Ceux qui viennent s’asseoir cherchent une réponse par cette assise. Certains parlent de bien-être, de santé, d'illumination même. Certains en ressentent les effets, d'autres s'éveillent. Tout cela n’est encore que la construction des mots. Après tout, ce n’est que perpétuer d’une façon heureuse les allées et venues dans ce monde illusoire. Cependant, la plupart restent hébétés en ne trouvant pas de réponses à leurs questions. Ils ne comprennent pas que s’asseoir ainsi, c’est arrêter tout questionnement. Comment pourrait-il y avoir de réponse ? Aussi abandonnent-ils rapidement la brèche qu’ils avaient ouverte.
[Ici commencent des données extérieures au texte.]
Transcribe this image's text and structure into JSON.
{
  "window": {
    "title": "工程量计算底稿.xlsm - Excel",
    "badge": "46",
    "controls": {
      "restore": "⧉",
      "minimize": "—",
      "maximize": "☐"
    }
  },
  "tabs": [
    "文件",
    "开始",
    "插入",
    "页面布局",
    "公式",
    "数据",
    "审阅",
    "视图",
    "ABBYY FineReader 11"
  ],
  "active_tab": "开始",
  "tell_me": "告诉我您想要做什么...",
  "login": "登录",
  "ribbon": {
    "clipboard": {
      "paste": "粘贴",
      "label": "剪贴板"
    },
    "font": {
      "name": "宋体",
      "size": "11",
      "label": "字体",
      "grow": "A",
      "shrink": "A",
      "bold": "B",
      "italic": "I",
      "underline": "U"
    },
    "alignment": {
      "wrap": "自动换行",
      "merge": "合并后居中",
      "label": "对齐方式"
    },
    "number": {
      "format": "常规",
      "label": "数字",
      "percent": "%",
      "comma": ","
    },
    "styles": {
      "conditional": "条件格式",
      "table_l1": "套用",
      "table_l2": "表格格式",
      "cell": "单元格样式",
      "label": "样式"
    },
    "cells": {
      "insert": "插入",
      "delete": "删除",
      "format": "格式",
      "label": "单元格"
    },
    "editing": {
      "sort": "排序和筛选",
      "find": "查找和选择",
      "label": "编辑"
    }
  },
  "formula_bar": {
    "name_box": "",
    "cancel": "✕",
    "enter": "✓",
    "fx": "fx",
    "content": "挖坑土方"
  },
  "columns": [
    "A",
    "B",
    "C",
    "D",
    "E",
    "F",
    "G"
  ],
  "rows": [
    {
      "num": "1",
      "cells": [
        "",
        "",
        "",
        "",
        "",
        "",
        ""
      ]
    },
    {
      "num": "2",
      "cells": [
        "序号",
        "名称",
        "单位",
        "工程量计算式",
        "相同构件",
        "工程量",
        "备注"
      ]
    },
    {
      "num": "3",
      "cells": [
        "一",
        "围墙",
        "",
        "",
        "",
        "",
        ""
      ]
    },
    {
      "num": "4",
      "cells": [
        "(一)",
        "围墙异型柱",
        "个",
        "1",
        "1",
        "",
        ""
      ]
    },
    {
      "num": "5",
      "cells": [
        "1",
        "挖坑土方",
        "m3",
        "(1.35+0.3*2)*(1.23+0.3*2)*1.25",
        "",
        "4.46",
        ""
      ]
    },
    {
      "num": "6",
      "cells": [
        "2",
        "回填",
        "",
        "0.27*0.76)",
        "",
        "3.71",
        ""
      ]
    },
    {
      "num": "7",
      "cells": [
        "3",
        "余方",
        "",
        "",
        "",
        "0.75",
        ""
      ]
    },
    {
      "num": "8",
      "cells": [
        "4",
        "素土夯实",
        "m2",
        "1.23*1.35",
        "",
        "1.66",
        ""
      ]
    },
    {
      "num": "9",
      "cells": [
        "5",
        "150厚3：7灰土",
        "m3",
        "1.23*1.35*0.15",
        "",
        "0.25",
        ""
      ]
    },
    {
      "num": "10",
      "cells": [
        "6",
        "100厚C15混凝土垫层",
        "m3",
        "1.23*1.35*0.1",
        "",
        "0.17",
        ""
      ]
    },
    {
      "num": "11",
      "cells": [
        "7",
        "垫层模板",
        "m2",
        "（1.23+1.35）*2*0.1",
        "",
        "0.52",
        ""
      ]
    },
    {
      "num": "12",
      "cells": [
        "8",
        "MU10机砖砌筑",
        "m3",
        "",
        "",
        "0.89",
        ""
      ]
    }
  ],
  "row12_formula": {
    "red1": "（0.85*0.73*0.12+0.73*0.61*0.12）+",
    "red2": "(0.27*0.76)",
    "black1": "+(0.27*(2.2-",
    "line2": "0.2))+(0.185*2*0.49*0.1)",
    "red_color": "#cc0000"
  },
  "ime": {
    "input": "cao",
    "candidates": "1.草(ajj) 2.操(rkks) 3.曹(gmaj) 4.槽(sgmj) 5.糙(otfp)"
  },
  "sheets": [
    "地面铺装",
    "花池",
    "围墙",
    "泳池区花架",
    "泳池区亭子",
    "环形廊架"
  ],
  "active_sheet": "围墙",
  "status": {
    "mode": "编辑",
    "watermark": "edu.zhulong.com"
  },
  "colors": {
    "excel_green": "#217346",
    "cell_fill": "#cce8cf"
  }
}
D’autres continuent à pratiquer la méditation et disent pratiquer pour rien. Mais derrière ce rien se cache simplement le sens que leur inconscient dissimule. Chacun de nous, qui sommes venus s’asseoir, avons apporté avec nous notre motivation. Il nous faut comprendre ce pourquoi, l’élucider, le jeter et enfin passer la porte pour entrer dans la pure méditation. Si nos motivations sont inconscientes, cette porte est encore plus difficile à franchir car nous sommes alors aux prises avec notre mémoire occultée ou avec nos nœuds cachés. La pratique de la méditation est parfois la seule manifestation de nos propres névroses. Tous nos discours intérieurs nous empêchent de passer cette porte. En nous asseyant, nous devons abandonner tous les pourquoi, même ce simple mot "rien" et pénétrer profondément dans l’obscurité du non-sens.

Il n’y a pas de signification à cette pratique. C’est là tout le secret du Zen. Assis, on est comme un muet qui n’aurait rien à dire, comme un sourd qui n’aurait rien à entendre, comme un idiot qui n’aurait rien à comprendre. À quoi peut bien servir un éventail en plein hiver ?
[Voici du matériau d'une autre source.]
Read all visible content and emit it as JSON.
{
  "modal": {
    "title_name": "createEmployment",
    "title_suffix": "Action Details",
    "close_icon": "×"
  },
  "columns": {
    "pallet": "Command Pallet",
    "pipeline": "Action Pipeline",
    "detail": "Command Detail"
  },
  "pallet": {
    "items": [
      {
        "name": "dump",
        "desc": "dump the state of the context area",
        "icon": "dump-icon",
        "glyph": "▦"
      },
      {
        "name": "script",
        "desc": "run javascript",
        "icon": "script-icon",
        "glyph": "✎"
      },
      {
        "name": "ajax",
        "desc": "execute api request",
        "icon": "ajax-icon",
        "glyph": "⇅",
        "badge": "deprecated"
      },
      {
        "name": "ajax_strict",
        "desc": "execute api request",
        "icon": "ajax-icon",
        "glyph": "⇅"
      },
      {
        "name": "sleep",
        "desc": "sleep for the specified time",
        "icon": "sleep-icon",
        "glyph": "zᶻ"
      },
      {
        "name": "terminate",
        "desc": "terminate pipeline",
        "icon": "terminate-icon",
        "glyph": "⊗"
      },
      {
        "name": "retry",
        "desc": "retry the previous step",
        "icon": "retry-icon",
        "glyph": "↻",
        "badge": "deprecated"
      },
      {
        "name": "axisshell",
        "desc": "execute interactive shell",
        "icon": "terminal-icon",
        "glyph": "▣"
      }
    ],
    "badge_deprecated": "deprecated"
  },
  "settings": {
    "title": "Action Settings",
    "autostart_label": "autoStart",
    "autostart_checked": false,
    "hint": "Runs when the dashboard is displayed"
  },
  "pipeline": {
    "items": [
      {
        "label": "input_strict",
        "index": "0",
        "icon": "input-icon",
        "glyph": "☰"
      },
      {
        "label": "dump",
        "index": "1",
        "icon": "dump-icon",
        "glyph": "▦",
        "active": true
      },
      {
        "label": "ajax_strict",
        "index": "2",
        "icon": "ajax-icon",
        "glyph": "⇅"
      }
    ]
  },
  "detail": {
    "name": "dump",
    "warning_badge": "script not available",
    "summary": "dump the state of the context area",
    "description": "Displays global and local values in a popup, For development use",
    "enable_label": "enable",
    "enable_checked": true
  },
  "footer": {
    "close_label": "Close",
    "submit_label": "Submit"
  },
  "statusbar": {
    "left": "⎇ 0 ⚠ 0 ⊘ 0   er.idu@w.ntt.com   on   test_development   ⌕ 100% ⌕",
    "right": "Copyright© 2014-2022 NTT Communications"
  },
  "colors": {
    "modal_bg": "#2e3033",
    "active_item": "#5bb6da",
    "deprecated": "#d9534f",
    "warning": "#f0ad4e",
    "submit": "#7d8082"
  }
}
Il y a de nombreuses façons d’agir dans ce monde. Dans le bouddhisme, on distingue les actions du corps, de l’esprit et de la bouche. Elles s’accomplissent toutes à travers l’expression des mots : les mots du corps, les mots de l’esprit et les mots de la bouche. Toutes ces actions portent en elles une signification qui est réductible à celle de la maintenance du sens de l’être. Pour l’homme qui possède la conscience, il y a de plus la recherche du sens du sens. Cette physique et cette métaphysique est le propre de l’homme. C’est sa manière d’avancer sur ce chemin qui va de la naissance à la mort. Et c’est pourquoi l’homme recherche le bonheur et cherche à se comprendre lui-même. La pratique du bouddhisme comme réponse à ces questions, c’est continuer à vivre dans le domaine illusoire des créations humaines.
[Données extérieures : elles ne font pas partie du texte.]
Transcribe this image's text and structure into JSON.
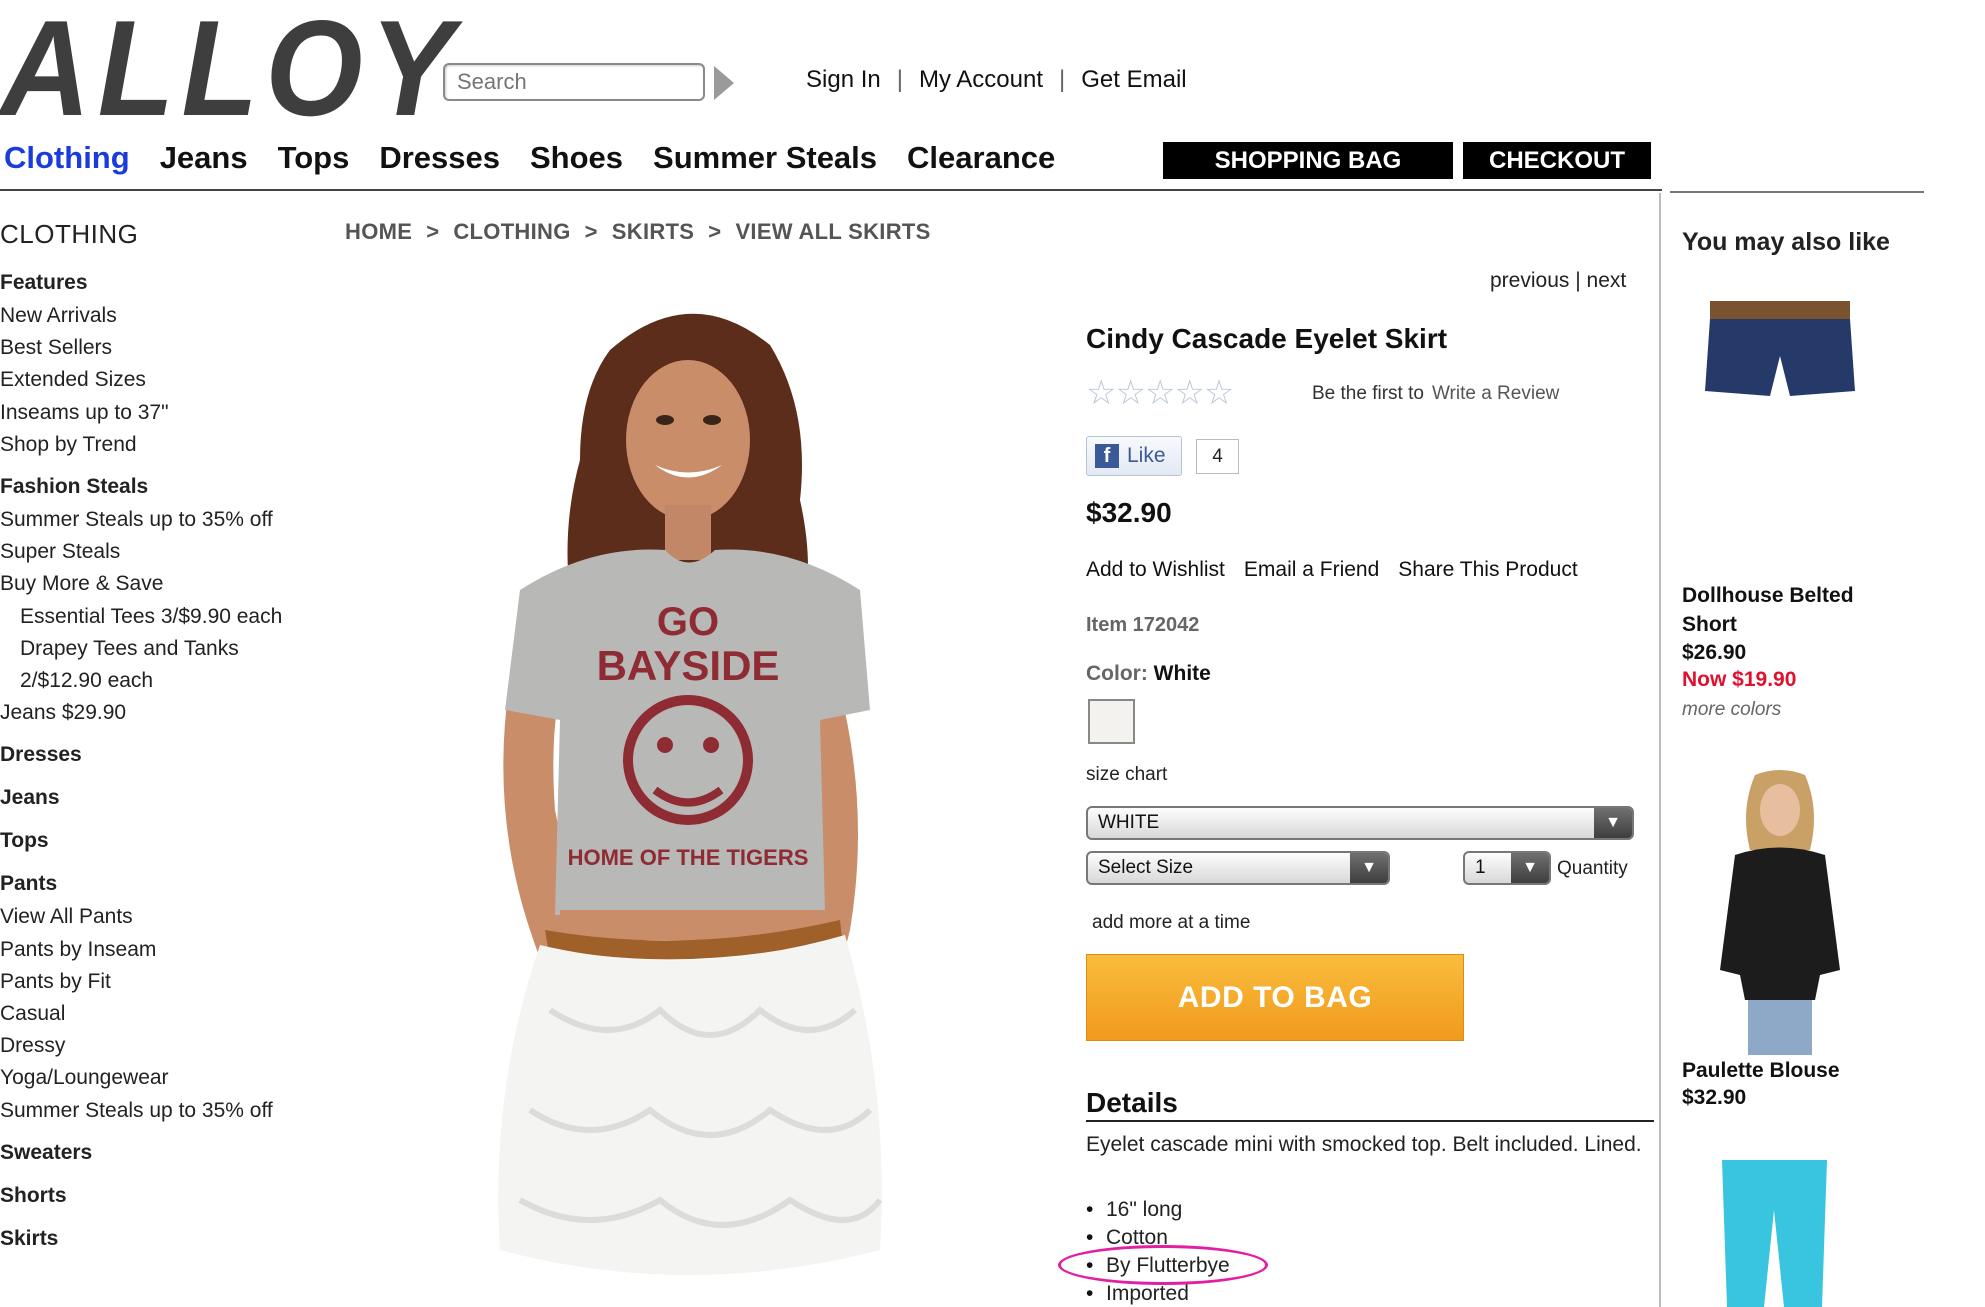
{
  "header": {
    "logo": "ALLOY",
    "search_placeholder": "Search",
    "account_links": [
      "Sign In",
      "My Account",
      "Get Email"
    ],
    "separator": "|",
    "nav": [
      "Clothing",
      "Jeans",
      "Tops",
      "Dresses",
      "Shoes",
      "Summer Steals",
      "Clearance"
    ],
    "shopping_bag": "SHOPPING BAG",
    "checkout": "CHECKOUT"
  },
  "left_nav": {
    "title": "CLOTHING",
    "items": [
      {
        "label": "Features",
        "type": "head"
      },
      {
        "label": "New Arrivals",
        "type": "link"
      },
      {
        "label": "Best Sellers",
        "type": "link"
      },
      {
        "label": "Extended Sizes",
        "type": "link"
      },
      {
        "label": "Inseams up to 37\"",
        "type": "link"
      },
      {
        "label": "Shop by Trend",
        "type": "link"
      },
      {
        "label": "Fashion Steals",
        "type": "head"
      },
      {
        "label": "Summer Steals up to 35% off",
        "type": "link"
      },
      {
        "label": "Super Steals",
        "type": "link"
      },
      {
        "label": "Buy More & Save",
        "type": "link"
      },
      {
        "label": "Essential Tees 3/$9.90 each",
        "type": "indent"
      },
      {
        "label": "Drapey Tees and Tanks",
        "type": "indent"
      },
      {
        "label": "2/$12.90 each",
        "type": "indent"
      },
      {
        "label": "Jeans $29.90",
        "type": "link"
      },
      {
        "label": "Dresses",
        "type": "head"
      },
      {
        "label": "Jeans",
        "type": "head"
      },
      {
        "label": "Tops",
        "type": "head"
      },
      {
        "label": "Pants",
        "type": "head"
      },
      {
        "label": "View All Pants",
        "type": "link"
      },
      {
        "label": "Pants by Inseam",
        "type": "link"
      },
      {
        "label": "Pants by Fit",
        "type": "link"
      },
      {
        "label": "Casual",
        "type": "link"
      },
      {
        "label": "Dressy",
        "type": "link"
      },
      {
        "label": "Yoga/Loungewear",
        "type": "link"
      },
      {
        "label": "Summer Steals up to 35% off",
        "type": "link"
      },
      {
        "label": "Sweaters",
        "type": "head"
      },
      {
        "label": "Shorts",
        "type": "head"
      },
      {
        "label": "Skirts",
        "type": "head"
      }
    ]
  },
  "breadcrumb": [
    "HOME",
    "CLOTHING",
    "SKIRTS",
    "VIEW ALL SKIRTS"
  ],
  "breadcrumb_sep": ">",
  "product_image": {
    "shirt_line1": "GO",
    "shirt_line2": "BAYSIDE",
    "shirt_line3": "HOME OF THE TIGERS"
  },
  "product": {
    "previous": "previous",
    "next": "next",
    "title": "Cindy Cascade Eyelet Skirt",
    "stars": "☆☆☆☆☆",
    "review_prompt": "Be the first to",
    "review_link": "Write a Review",
    "like_label": "Like",
    "like_count": "4",
    "price": "$32.90",
    "actions": [
      "Add to Wishlist",
      "Email a Friend",
      "Share This Product"
    ],
    "item": "Item 172042",
    "color_label": "Color:",
    "color_value": "White",
    "size_chart": "size chart",
    "color_select": "WHITE",
    "size_select": "Select Size",
    "quantity_value": "1",
    "quantity_label": "Quantity",
    "add_more": "add more at a time",
    "add_to_bag": "ADD TO BAG",
    "details_title": "Details",
    "details_desc": "Eyelet cascade mini with smocked top. Belt included. Lined.",
    "details_list": [
      "16\" long",
      "Cotton",
      "By Flutterbye",
      "Imported"
    ],
    "highlight_color": "#e21ea3"
  },
  "recommendations": {
    "title": "You may also like",
    "items": [
      {
        "name_line1": "Dollhouse Belted",
        "name_line2": "Short",
        "price": "$26.90",
        "sale": "Now $19.90",
        "more": "more colors"
      },
      {
        "name_line1": "Paulette Blouse",
        "price": "$32.90"
      }
    ]
  },
  "colors": {
    "nav_active": "#1a3cdc",
    "sale": "#e0102f",
    "add_to_bag": "#f5a623"
  }
}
Il y a cette action singulière qu’on appelle méditation. Il y a de nombreuses façons de s’asseoir en méditation, chacun les expérimente à loisir. Il y a l’assise du corps ; c’est le repos. Il y a l’assise de l’esprit ; c’est la tranquillité. Il y a l’assise où le corps abandonne l’esprit ; c’est la torpeur. Il y a l’assise où l’esprit abandonne le corps ; c’est l’agitation. Le calme n’est que l’agitation à son point zéro, non son dépassement, tout comme le bonheur et la satisfaction sont le simple équilibre de forces antagonistes et non la suppression de ces forces. Aussi tous ces états se succèdent inlassablement dans le silence de la méditation, comme le jour succède à la nuit.

Cependant, au milieu de toutes ces assises, apparaît l’assise où le corps et l’esprit s’abandonnent, où le calme et l’agitation sont dépassés et où naît une conscience qui transcende l’assise ; ce qu’on appelle juste s'asseoir.

Le maître Kôdô Sawaki a dit une fois : "Zazen n’est pas une création humaine." Dans la méditation, nous arrêtons enfin de créer quelque chose. Avec ce seul corps et ce seul esprit, nous rejetons ce corps et cet esprit. Cela signifie que, bien que le corps et l’esprit continuent leur vie de corps et d’esprit, la conscience, elle, appréhende le vide du corps et de l’esprit. En un instant, nous sautons par-dessus toutes nos créations et nous arrêtons d’un seul coup le cycle de nos transmigrations mentales.

L’empereur Wu des Liang demanda au grand maître Bodhidharma : "Quel est le principe suprême de l’enseignement sacré ?" Bodhidharma répondit : "Désert et rien de sacré." L’empereur dit : "Qui est devant moi ?" Bodhidharma répondit : "Je ne sais pas."

Cette inconnaissance a toujours été transmise et préservée comme le secret du Zen. Face au mur, on ne regarde rien, on ne contemple rien, qu’est-ce qui est là alors devant nous ? Mais les mots se perdent et nous abandonnent.